The oldest medical ethical tension is one between a physician's altruism and self-interest. But how much should a capitated managed care physician be paid?
Defined as a flat "fee per head per time," capitation is a way of sharing financial risk, something that many physicians now want to do. A plan's capitation rate may be adjusted for the age, gender, family size, demographics, projected medical costs and geographical characteristics of a patient population, and it ordinarily includes payment for certain services and excludes payment for others.
Other methods of compensation are also used in managed care — fee-for-service, discounted fee-for-service, relative value scale and straight salary. The results of patient satisfaction questionnaires about service (e.g., promptness, accessibility, sensitivity, communication skills) can modify a physician's compensation. So can utilization of labs, drugs and procedures. Bonuses and withholds may be tied to individual volume targets and formulary compliance, or targets for the group as a whole.
Physicians are already forced to play off the cost of our own compensation against the resources we authorize for patients and their health care. Like most other workers, physicians do more of what they are paid to do, and are influenced by financial incentives. Unlike most other workers, however — or at least to a greater degree — physicians have professional ethical obligations that influence our compensation plans and terms.
In 1847, the AMA discussed issues of practice management and etiquette in its Code of Ethics. In 1995, the AMA's Council on Ethical and Judicial Affairs answered questions on the gatekeeper role and financial conflicts of interest in managed care.
In March this year, the Department of Health and Human Services issued rules limiting physician rewards in Medicare and Medicaid managed care, and mandating stop-loss insurance for a physician loss of more than 25 percent of overall compensation. The rules also require HMOs to disclose publicly their financial incentives to limit treatment and referrals.
A few weeks ago, the Clinton administration suspended enforcement of the rules, according to the July 8 New York Times, because HMOs objected to them. Medical professional groups had celebrated the rules as a clear message to the public that managed care doctors are not for sale. The reasoning: Patients who emerge from an annual exam without lab tests shouldn't have to wonder about their doctor's motivation. Was their doctor actually trying to hoard monies to pay for another HMO patient? Or was their doctor trying to earn a bonus?

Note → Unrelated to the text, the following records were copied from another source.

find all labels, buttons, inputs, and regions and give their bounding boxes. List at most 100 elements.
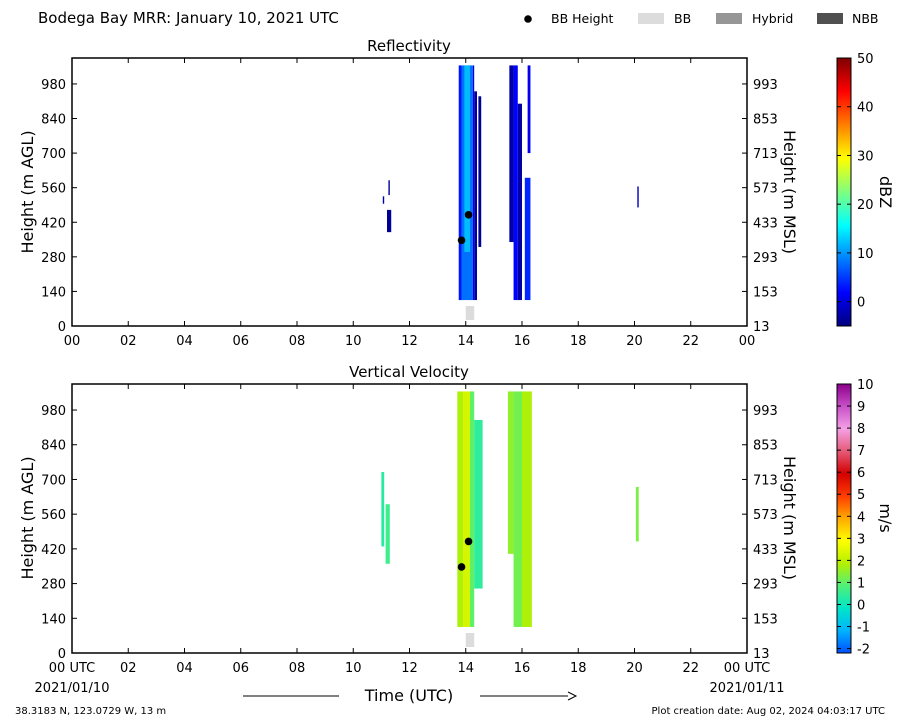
velocity-colorbar-tick-label: 4 <box>857 510 865 525</box>
reflectivity-colorbar-tick-label: 20 <box>857 198 874 213</box>
time-axis-arrowhead-icon <box>567 691 578 701</box>
velocity-y-tick-label-left: 0 <box>58 647 66 662</box>
velocity-colorbar-tick-label: 2 <box>857 554 865 569</box>
velocity-panel-title: Vertical Velocity <box>349 363 469 381</box>
velocity-y-tick-label-right: 433 <box>753 543 778 558</box>
reflectivity-y-tick-label-right: 713 <box>753 147 778 162</box>
reflectivity-y-tick-label-right: 293 <box>753 251 778 266</box>
legend: BB Height BB Hybrid NBB <box>524 11 879 26</box>
reflectivity-colorbar-tick-label: 40 <box>857 101 874 116</box>
legend-label-bb-height: BB Height <box>551 11 614 26</box>
reflectivity-x-tick-label: 22 <box>682 334 699 349</box>
velocity-x-tick-label: 02 <box>120 661 137 676</box>
velocity-x-tick-label: 14 <box>457 661 474 676</box>
reflectivity-echo-cell <box>382 196 385 204</box>
velocity-colorbar-tick-label: 8 <box>857 422 865 437</box>
velocity-y-tick-label-right: 293 <box>753 578 778 593</box>
velocity-bb-height-point <box>457 563 466 571</box>
reflectivity-echo-cell <box>472 65 475 301</box>
velocity-x-tick-label: 10 <box>345 661 362 676</box>
reflectivity-echo-cell <box>509 65 514 243</box>
velocity-x-tick-label: 00 UTC <box>724 661 770 676</box>
reflectivity-echo-cell <box>524 177 531 301</box>
velocity-echo-cell <box>462 391 470 627</box>
reflectivity-panel-title: Reflectivity <box>367 37 451 55</box>
reflectivity-plot-area <box>72 58 747 326</box>
velocity-y-tick-label-right: 993 <box>753 404 778 419</box>
end-date: 2021/01/11 <box>710 681 785 696</box>
reflectivity-left-axis-label: Height (m AGL) <box>18 130 37 253</box>
legend-label-nbb: NBB <box>852 11 879 26</box>
velocity-y-tick-label-left: 420 <box>41 543 66 558</box>
reflectivity-echo-cell <box>458 65 462 301</box>
reflectivity-x-tick-label: 00 <box>64 334 81 349</box>
reflectivity-x-tick-label: 06 <box>232 334 249 349</box>
velocity-echo-cell <box>522 391 532 627</box>
reflectivity-echo-cell <box>478 96 482 247</box>
velocity-colorbar-label: m/s <box>876 503 895 532</box>
reflectivity-y-tick-label-right: 993 <box>753 78 778 93</box>
legend-label-bb: BB <box>674 11 691 26</box>
velocity-y-tick-label-left: 980 <box>41 404 66 419</box>
velocity-x-tick-label: 16 <box>514 661 531 676</box>
reflectivity-echo-cell <box>464 65 470 252</box>
reflectivity-y-tick-label-left: 140 <box>41 285 66 300</box>
velocity-y-tick-label-left: 840 <box>41 439 66 454</box>
reflectivity-colorbar <box>836 57 852 327</box>
reflectivity-colorbar-tick-label: 30 <box>857 149 874 164</box>
velocity-colorbar <box>836 383 852 654</box>
reflectivity-x-tick-label: 04 <box>176 334 193 349</box>
velocity-echo-cell <box>469 391 475 627</box>
velocity-bb-flag <box>465 633 475 647</box>
velocity-y-tick-label-right: 713 <box>753 473 778 488</box>
reflectivity-colorbar-tick-label: 0 <box>857 296 865 311</box>
legend-swatch-nbb <box>817 13 843 24</box>
start-date: 2021/01/10 <box>35 681 110 696</box>
legend-bb-height-marker <box>524 15 532 23</box>
reflectivity-echo-cell <box>517 103 522 301</box>
velocity-colorbar-tick-label: 5 <box>857 488 865 503</box>
reflectivity-x-tick-label: 00 <box>739 334 756 349</box>
velocity-echo-cell <box>385 504 390 564</box>
reflectivity-bb-height-point <box>457 236 466 245</box>
reflectivity-y-tick-label-left: 700 <box>41 147 66 162</box>
reflectivity-y-tick-label-right: 13 <box>753 320 770 335</box>
legend-swatch-hybrid <box>716 13 742 24</box>
reflectivity-echo-cell <box>513 65 518 301</box>
station-location: 38.3183 N, 123.0729 W, 13 m <box>15 706 166 717</box>
velocity-y-tick-label-right: 853 <box>753 439 778 454</box>
reflectivity-y-tick-label-right: 433 <box>753 216 778 231</box>
velocity-echo-cell <box>457 391 463 627</box>
velocity-x-tick-label: 06 <box>232 661 249 676</box>
velocity-colorbar-tick-label: 1 <box>857 576 865 591</box>
velocity-y-tick-label-right: 13 <box>753 647 770 662</box>
velocity-echo-cell <box>381 472 385 547</box>
velocity-colorbar-tick-label: -2 <box>857 643 870 658</box>
reflectivity-colorbar-label: dBZ <box>876 176 895 208</box>
velocity-x-tick-label: 20 <box>626 661 643 676</box>
plot-creation-date: Plot creation date: Aug 02, 2024 04:03:1… <box>652 706 885 717</box>
reflectivity-y-tick-label-right: 153 <box>753 285 778 300</box>
reflectivity-y-tick-label-left: 280 <box>41 251 66 266</box>
x-axis-label: Time (UTC) <box>364 686 453 705</box>
velocity-bb-height-point <box>464 537 473 546</box>
velocity-y-tick-label-left: 140 <box>41 612 66 627</box>
reflectivity-y-tick-label-left: 560 <box>41 182 66 197</box>
reflectivity-x-tick-label: 18 <box>570 334 587 349</box>
velocity-colorbar-tick-label: 9 <box>857 400 865 415</box>
reflectivity-y-tick-label-left: 840 <box>41 113 66 128</box>
reflectivity-x-tick-label: 08 <box>289 334 306 349</box>
velocity-y-tick-label-left: 560 <box>41 508 66 523</box>
legend-label-hybrid: Hybrid <box>752 11 793 26</box>
velocity-plot-area <box>72 384 747 653</box>
reflectivity-bb-height-point <box>464 211 473 219</box>
reflectivity-x-tick-label: 14 <box>457 334 474 349</box>
reflectivity-x-tick-label: 10 <box>345 334 362 349</box>
velocity-y-tick-label-right: 573 <box>753 508 778 523</box>
reflectivity-colorbar-tick-label: 10 <box>857 247 874 262</box>
velocity-colorbar-tick-label: 6 <box>857 466 865 481</box>
reflectivity-echo-cell <box>388 180 390 196</box>
velocity-x-tick-label: 12 <box>401 661 418 676</box>
reflectivity-echo-cell <box>527 65 531 154</box>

What kind of incentives are ethical? Negative incentives to provide care that utilize general considerations of cost, benefit and effectiveness data can be appropriate. Yet such incentives should not be used as micromanagement tools that reduce care below prudent, empathetic levels. Positive financial incentives and risk reduction to provide care can also be appropriate. These incentives, however, carry the potential for iatrogenic injury, patient inconvenience and extra cost.
What if we measured and rewarded quality care based on relieving the suffering of patients and the burdens on families? Or advance planning and improved aggressive care near death? Or maintaining functional status, and patient and family satisfaction? Benchmarks of quality should be used as financial incentives to improve compensation, benefiting both patient and physician.
What kind of incentives are unethical? Negative incentives that simply save the employer or HMO money put the doctor and patient in adversarial positions. Financial conflicts of interests can easily become distorted clinical judgments — and one can slide into the other easily. Positive incentives that create patient-based revenue but do not affect the health of patients are also unethical. Appointment cranking for monthly cholesterol levels or fully- billed daily blood-pressure checks are also possible abuses.
Withholds based on utilization and volume can pit physician against patient as do few other methods of payment, and do no one a favor. Too few physicians in too small a group caring for too few patients make balancing the mortgage versus an MRI an impossible decision.
Even while making it easier for physicians to make more money, the government just made it harder for managed care and managed care physicians to claim moral ground.
Medical practitioners have long been rewarded on the basis of their usefulness to the health of the community as a whole. Over at least eight centuries, physicians as a class have earned approximately four times the average societal wage, with many different societies' approval and endorsement.
Although all physicians have matriculated through generally comparable curricula in generally comparable lengths of time, other important common values are different. Thus, physicians are not and should not be compensated equally in comparison with one another.
But what pay is fair for different individuals? Money alone? Nonmonetary forms of compensation should be considered as payment, such as time made available for personal and educational obligations, and for intellectual, emotional and humanistic challenge and fulfillment.
In physician payment, we must call upon a modern medical ethics that emphasizes fairness to patients as a whole and to physicians as a community. We are not isolated, free agents who are justified in gaining for ourselves whatever we can, without due regard for the interests of others in our community. We are members of a community of medical professionals and should be paid as members of that community.
Absent enforcement of the new HHS rules, an unregulated frontier of payment possibilities has just been officially sanctioned. Many physicians would prepare ourselves for some sacrifice as a profession on behalf of our patients as a whole if we were persuaded that greater access to care and investment in prevention would result. Yet few physicians are persuaded — a critical fact at a time when managed care's credibility is poor except as a system of cost constraint.